Canadian Art, Winter 2000
White Out
What to do about white? What to do about order? The whole of art
history might be construed as a series of answers to just those two
questions, and the last cheeky riposte-in the form of nine works by
artist Pat McDermott-was on display at Toronto's Robert Birch
Gallery.
A quick glance about, upon entering that longish, narrow space,
might have persuaded the distracted visitor that she had wandered
by mistake into the temple of some obscure, austere (and very
contemporary) sect. The works, regularly spaced, all the same size
and at first glance mostly white, punctuate the gallery's plain
white walls like icons of the ineffable. What they really are, of
course, are icons to the rapture and radiance of the everyday.
In all but two of the works on display, Pat McDermott begins with a
child's jigsaw puzzle. He puts it together, pressure-mounts it to a
box he has constructed himself (each one takes many hours of
careful work) and then sets about painting it with some fifty
layers of gesso and five to ten layers of titanium white. The
puzzle shapes never quite vanish-you sense their regular, plodding
bustle deep below a surface that has the smarts to avoid serenity,
the smarts to get into trouble. In a piece called "they would like
to" (1998), he adds lightly pigmented wax to that surface and lets
it build into a gentle fractal commentary on the possibilities of
an order less rigid and less obvious than the one that lock-steps
below it.
In "is, not" (1999), it is absence that delights. You see the same
fifteen inch by twelve inch box, the same subtly mannered white,
the same anthropomorphic puzzle shapes. But this time the artist
has cut two holes into that surface-casually cloud-shaped, looking
simply through to the white wall behind and of course you realize
that there's really nothing simple about any of this. Seen through
those holes, that plain white wall is all frisky with shadows, with
grays that chase each other as you move, leading your eye beyond
that toiling little puzzle on the surface.
In the two most recent works, "will you please be quiet, please"

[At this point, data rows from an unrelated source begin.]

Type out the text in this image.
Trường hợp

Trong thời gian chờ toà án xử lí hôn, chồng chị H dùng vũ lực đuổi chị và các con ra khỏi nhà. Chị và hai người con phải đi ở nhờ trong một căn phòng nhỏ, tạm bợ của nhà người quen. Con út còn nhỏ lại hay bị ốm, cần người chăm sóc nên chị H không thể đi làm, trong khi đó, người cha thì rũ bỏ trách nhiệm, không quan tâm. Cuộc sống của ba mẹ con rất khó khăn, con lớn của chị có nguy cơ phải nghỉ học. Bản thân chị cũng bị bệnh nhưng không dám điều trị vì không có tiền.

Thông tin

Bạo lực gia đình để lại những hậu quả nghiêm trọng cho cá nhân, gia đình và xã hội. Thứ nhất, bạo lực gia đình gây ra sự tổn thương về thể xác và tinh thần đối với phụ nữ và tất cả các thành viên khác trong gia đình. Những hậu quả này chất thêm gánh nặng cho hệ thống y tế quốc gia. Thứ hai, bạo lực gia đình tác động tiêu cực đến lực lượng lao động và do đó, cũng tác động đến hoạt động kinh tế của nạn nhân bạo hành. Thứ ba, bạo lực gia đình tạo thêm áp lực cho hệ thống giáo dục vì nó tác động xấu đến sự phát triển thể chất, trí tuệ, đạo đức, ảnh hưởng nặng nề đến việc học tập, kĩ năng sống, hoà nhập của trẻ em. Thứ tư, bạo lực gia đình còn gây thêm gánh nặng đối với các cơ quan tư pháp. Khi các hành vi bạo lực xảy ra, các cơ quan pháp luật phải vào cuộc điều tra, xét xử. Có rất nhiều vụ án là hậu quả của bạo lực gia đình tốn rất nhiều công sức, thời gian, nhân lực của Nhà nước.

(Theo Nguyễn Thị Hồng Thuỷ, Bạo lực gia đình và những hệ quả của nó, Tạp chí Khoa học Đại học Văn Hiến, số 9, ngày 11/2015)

(2000) and "roughly" (2000), McDermott puts aside children's
puzzles. Pigmented wax covers the entire surface of the box. Into
its softness he has pressed, and then removed, a common bathroom
towel. You may never, stepping from the shower, dry yourself so
cavalierly again. McDermott finds an entire planet in the nap and
texture of cloth (he embeds a fragment of the towel into one of the
pieces, just to underscore the banality of his source), a planet
that responds to shifting light quite as wondrously as our own.
This is the first solo show in six years for this 38-year old
Toronto artist. He has clearly already come to terms with the
puzzle that is white, and the puzzle that is order. In fact, in the
world of Pat McDermott, the only puzzle still worth noting is why
we so often can't seem to see the radiance shimmering just beyond
and around our all-to-neatly interlocking lives.